模型转成功有时候不能用,是因为有一些warning:
Warning: Encountered known unsupported method torch.nn.functional.interpolate
Warning: Encountered known unsupported method torch.nn.functional.upsample
Warning: Encountered known unsupported method torch.nn.functional.interpolate
Warning: Encountered known unsupported method torch.nn.functional.upsample
Warning: Encountered known unsupported method torch.nn.functional.interpolate
Warning: Encountered known unsupported method torch.nn.functional.upsample
看了官方文档:
@tensorrt_converter('torch.nn.functional.interpolate', enabled=trt_version() >= '7.1')
@tensorrt_converter('torch.nn.functional.upsample', enabled=trt_version() >= '7.1')

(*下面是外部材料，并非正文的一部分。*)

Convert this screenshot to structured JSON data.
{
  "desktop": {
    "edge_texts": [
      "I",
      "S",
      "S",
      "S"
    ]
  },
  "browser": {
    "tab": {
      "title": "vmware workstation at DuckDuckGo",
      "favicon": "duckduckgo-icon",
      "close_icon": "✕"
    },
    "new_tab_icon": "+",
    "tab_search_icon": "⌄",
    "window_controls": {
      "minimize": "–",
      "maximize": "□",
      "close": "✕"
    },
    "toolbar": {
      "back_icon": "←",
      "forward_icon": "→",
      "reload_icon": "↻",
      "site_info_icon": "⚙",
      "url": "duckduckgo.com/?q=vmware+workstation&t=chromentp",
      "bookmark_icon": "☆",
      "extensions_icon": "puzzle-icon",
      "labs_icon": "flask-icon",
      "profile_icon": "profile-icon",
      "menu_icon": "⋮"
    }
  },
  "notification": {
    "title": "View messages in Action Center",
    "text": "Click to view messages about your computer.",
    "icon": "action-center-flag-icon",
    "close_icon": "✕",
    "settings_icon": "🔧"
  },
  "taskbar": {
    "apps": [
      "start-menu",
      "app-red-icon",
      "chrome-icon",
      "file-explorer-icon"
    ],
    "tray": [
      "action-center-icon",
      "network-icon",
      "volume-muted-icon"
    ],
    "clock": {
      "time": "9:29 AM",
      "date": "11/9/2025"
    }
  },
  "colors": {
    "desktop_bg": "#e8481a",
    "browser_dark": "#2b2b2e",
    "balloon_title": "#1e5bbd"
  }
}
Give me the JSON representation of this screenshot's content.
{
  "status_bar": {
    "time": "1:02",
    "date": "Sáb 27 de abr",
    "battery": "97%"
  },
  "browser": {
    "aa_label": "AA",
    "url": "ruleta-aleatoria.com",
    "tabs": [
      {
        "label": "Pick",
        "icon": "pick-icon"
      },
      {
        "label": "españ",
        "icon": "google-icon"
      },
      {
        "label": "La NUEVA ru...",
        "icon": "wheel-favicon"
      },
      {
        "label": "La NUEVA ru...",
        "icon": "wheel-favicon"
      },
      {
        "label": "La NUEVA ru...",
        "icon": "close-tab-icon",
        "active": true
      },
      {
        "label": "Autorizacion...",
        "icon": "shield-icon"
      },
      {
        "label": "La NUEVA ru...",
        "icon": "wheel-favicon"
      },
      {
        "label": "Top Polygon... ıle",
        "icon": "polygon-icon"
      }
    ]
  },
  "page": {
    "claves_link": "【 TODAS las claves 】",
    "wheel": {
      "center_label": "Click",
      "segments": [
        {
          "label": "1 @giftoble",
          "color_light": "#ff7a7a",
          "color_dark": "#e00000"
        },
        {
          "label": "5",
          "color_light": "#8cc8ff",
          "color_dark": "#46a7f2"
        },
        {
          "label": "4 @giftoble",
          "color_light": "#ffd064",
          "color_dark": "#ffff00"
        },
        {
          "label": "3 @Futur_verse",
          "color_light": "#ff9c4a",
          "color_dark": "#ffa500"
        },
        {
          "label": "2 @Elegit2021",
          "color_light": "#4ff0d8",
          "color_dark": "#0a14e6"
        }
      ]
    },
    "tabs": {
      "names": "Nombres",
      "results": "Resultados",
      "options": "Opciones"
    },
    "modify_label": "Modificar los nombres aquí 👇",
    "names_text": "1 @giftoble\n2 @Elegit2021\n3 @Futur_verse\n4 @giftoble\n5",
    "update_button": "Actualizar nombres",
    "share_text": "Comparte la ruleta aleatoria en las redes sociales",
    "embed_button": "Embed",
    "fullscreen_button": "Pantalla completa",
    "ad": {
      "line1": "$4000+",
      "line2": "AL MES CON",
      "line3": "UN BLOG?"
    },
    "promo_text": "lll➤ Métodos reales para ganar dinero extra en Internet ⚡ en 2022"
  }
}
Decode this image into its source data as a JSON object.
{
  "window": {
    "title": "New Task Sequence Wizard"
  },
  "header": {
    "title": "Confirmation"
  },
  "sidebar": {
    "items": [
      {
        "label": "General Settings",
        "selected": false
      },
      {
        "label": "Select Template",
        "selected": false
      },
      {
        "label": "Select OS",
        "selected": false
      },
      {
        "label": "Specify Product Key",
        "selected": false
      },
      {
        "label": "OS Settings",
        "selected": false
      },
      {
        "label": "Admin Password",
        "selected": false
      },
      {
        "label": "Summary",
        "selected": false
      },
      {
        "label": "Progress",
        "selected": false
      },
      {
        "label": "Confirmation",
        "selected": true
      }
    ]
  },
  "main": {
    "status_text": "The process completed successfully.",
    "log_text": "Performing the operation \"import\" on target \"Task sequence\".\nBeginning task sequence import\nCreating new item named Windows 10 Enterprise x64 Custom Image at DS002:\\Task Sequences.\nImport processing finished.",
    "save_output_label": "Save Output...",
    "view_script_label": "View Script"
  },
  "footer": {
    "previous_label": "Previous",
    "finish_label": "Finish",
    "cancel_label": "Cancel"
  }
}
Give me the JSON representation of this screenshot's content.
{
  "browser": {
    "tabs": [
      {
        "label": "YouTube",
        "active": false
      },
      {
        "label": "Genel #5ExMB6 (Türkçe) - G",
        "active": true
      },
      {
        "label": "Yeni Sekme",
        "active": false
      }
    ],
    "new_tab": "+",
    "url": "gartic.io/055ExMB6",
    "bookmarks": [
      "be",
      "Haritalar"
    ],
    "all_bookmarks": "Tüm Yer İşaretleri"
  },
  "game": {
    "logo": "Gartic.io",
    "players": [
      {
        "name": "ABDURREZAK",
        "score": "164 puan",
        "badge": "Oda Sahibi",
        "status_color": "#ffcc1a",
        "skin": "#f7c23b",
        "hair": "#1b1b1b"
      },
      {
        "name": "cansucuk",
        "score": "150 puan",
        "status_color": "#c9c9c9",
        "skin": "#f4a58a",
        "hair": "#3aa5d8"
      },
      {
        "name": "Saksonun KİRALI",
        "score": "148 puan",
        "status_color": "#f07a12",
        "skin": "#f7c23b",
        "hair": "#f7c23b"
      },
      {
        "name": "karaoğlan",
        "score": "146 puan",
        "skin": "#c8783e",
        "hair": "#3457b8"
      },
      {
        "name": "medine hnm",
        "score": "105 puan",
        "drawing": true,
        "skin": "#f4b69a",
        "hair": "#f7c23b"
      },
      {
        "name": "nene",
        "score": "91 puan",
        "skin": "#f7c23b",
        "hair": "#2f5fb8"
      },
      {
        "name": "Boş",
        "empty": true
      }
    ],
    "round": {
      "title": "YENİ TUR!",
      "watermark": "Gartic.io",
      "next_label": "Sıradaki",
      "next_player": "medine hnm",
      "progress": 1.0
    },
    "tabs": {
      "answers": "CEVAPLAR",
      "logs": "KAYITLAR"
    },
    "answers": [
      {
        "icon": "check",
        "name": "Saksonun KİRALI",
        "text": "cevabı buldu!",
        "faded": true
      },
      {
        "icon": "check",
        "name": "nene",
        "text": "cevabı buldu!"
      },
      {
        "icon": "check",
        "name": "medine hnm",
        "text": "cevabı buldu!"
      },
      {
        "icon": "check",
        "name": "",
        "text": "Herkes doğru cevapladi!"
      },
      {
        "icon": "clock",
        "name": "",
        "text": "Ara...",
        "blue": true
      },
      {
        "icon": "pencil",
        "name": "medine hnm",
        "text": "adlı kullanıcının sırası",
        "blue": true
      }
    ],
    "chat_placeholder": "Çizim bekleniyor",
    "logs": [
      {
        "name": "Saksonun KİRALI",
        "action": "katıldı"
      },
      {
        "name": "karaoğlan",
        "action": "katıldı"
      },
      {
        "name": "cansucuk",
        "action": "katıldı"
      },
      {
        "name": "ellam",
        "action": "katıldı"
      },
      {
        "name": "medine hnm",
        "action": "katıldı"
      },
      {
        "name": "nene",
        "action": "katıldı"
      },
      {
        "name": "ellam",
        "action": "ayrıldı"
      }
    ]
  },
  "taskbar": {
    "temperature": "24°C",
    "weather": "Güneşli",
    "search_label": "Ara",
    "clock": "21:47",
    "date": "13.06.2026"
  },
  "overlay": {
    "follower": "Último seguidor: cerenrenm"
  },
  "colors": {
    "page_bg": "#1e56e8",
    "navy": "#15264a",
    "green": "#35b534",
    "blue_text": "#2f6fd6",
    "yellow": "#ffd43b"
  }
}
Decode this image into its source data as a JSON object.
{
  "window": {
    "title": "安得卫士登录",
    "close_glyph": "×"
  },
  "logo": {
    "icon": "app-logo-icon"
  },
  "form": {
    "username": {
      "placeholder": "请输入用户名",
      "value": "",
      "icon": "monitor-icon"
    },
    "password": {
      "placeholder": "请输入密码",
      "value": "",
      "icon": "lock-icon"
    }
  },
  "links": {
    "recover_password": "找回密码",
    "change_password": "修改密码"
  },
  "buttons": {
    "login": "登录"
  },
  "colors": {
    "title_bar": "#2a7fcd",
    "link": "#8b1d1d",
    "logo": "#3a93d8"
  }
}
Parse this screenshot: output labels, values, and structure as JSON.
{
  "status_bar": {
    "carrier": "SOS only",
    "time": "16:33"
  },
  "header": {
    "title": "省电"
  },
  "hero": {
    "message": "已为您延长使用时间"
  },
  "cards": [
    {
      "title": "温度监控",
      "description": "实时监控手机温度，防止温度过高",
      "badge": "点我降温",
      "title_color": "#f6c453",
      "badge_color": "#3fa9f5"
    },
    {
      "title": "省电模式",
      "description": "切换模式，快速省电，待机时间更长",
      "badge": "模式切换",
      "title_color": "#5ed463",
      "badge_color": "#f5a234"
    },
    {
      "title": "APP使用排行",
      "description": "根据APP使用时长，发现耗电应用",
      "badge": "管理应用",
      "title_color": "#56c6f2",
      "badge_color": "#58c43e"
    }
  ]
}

意思是该算子能用的前提是tensorRT版本要高于或者等于7.1
为了比较方便,把前面的很多操作写了个shell脚本(要在~/.bashrc
的 <<< conda initialize <<<
后面加一行conda activate torch
。这样就会自动启用torch虚拟环境)。
这样在进行docker commit
的时候用的CMD就可以比较简单。
有用anaconda:
source ~/.bashrc
cd /
cd TensorRT-7.1.3.4/python
pip install tensorrt-7.1.3.4-cp36-none-linux_x86_64.whl
cd /torch2trt
python setup.py install
cd /workspace
python run.py /input_path /output_path
没用anaconda:
cd /
cd TensorRT-7.1.3.4/python
pip install tensorrt-7.1.3.4-cp36-none-linux_x86_64.whl
source /etc/profile
source /root/.bashrc
cd /torch2trt
python setup.py install
cd /workspace
python run.py /input_path /output_path
反正自己根据需求来啦!
采用以下命令:
docker commit --change="WORKDIR /workspace" -c 'CMD ["bash","run.sh"]' 容器名字 镜像名字:版本号
docker commit --change="WORKDIR /workspace" -c 'CMD ["bash","run.sh"]' znr_hb_yyds znr_hb_1604_102:v1
好像有说shell路径什么的问题,所以最好用下面的方法(加了个./
):
docker commit --change="WORKDIR /workspace" -c 'CMD ["bash","./run.sh"]' 容器名字 镜像名字:版本号
docker commit --change="WORKDIR /workspace" -c 'CMD ["bash","./run.sh"]' znr_hb_yyds znr_hb_1604_102:v1
这边采用的是覆盖的方法。覆盖之前:
REPOSITORY TAG IMAGE ID CREATED SIZE
znr_hb_1604_102 v1 16ff4f40d217 4 hours ago 2.76GB
覆盖之后:
REPOSITORY TAG IMAGE ID CREATED SIZE
znr_hb_1604_102 v1 a526de01ea60 About a minute ago 15GB
可以看到,镜像ID不一样了。然后由于比赛及平台需求,需要对镜像打tag:
docker tag 镜像号 registry.cn-hangzhou.aliyuncs.com/damonzheng46/znr_hb:版本号
docker tag a526de01ea60 registry.cn-hangzhou.aliyuncs.com/damonzheng46/znr_hb:vtrt_r_1604_102
打完tag之后:
REPOSITORY TAG IMAGE ID CREATED SIZE
znr_hb_1604_102 v1 a526de01ea60 4 minutes ago 15GB
registry.cn-hangzhou.aliyuncs.com/damonzheng46/znr_hb vtrt_r_1604_102 a526de01ea60 4 minutes ago 15GB
可以看到镜像ID是一样的,这其实是同一个。
先提交到阿里云,首先登录一下:
docker login --username=用户名 registry.cn-hangzhou.aliyuncs.com
docker login --username=damonx registry.cn-hangzhou.aliyuncs.com
登录成功有以下提示:
WARNING! Your password will be stored unencrypted in /root/.docker/config.json.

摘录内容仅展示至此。